Most programming languages support regular expressions (regex). Because regex enables powerful pattern matching and text manipulation, it's a valuable skill to learn. This guide will cover basic concepts and advanced techniques.

The following basic syntax elements simply need to be memorized (there are only 21 of them). Once you understand their meanings, reading and writing regular expressions becomes much easier. Review these for a few minutes each day for a week.

. a period matches any single character except for a newline

^ a carot matches the start of a line, unless it is the first character inside square brackets. (Remember they dangle a carrot in front of the rabbit)

$ a dollar sign matches the end of a line (Remember the saying "the buck stops here")

\ a backslash escapes special characters

[ ] if characters are in square brackets it means to match any characters inside. There is one exception for this. If the first character in square brackets is a carot ^ then it means to NOT match any characters inside.

\d matches any single digit. Same as [0-9]

\D Matches any single character that is NOT a digit. Same as [^0-9]

\w matches any word character (letters, digits, underscore). Same as [a-zA-Z0-9_]

\W matches any characters that is NOT a word character. same as [^a-zA-Z0-9_]

\s matches any whitespace character (space, tab, newline)

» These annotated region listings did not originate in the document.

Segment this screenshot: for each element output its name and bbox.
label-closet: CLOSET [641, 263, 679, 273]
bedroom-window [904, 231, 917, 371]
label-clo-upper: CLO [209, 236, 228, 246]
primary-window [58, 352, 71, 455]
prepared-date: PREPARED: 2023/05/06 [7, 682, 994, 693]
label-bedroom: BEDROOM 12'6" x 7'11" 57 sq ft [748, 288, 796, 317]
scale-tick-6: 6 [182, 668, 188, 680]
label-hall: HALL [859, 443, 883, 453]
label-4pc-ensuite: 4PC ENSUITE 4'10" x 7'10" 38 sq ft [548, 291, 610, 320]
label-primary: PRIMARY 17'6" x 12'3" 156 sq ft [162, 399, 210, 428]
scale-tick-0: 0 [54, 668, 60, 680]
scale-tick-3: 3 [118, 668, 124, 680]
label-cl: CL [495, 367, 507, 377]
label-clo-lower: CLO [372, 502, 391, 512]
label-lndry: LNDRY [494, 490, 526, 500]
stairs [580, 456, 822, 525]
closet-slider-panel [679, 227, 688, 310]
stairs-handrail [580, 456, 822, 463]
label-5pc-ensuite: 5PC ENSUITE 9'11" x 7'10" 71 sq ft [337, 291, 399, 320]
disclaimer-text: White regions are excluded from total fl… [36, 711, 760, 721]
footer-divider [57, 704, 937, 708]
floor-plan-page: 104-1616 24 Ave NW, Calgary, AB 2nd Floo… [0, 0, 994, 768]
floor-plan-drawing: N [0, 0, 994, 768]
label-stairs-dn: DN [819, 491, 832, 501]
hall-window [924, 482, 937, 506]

\S matches any character that is NOT whitespace

* a star matches 0 or more occurrences

+ a plus matches 1 or more occurrences

? a question mark matches 0 or 1 occurrence

{n} a number inside curly brackets matches exactly n occurrences

{n,m} two numbers inside curly brackets matches between n and m occurrences

( ) parenthesis capture the matched text for later use

i case-insensitive matching

g global matching (find all matches)

m multiline mode

s treat the whole thing as a single line

Okay, now that we've (hopefully) memorized the list above 😉, let's walk through an example to see how it all comes together. Consider the following Python function. What do you think the whatami function is checking for? Note: the regex is in green.

import re

def whatami(str):
    if(type(obj) is str):
        return bool(re.search(r"^[\w\.\+\-]+\@[\w]+\.[a-z]{2,10}$", str))
    else:
        return False

The regex of the function above is ^[\w\.\+\-]+\@[\w]+\.[a-z]{2,10}$ Lets break it down and see if we can understand what it is checking for...

import re

def isEmail(str):
    if(type(obj) is str):
        return bool(re.search(r"^[\w\.\+\-]+\@[\w]+\.[a-z]{2,10}$", str))
    else:
        return False

if isEmail('youremail@gmail.com'):
    print('valid email address')
else:
    print('invalid email address')

Here is the same function in PHP

<?php
if(isEmail('youremail@gmail.com')){
    echo 'valid email address';
}
else{
    echo 'invalid email address';
}

function isEmail($str=''){
    if(strlen($str)==0){return false;}
    if(preg_match('/^[\w\.\+\-]+\@[\w]+\.[a-z]{2,10}/',$str)){return true;}
    return false;
}

Understanding regular expressions is an invaluable asset for any programmer. The ability to quickly and efficiently manipulate text data is crucial in countless programming tasks, from data validation and parsing to search and replace operations. By mastering regex, you'll not only be able to write more concise and powerful code, but you'll also gain a deeper understanding of how to work with strings, ultimately making you a more versatile and effective programmer. This knowledge will empower you to tackle complex text-based challenges with confidence and improve the overall quality and efficiency of your code.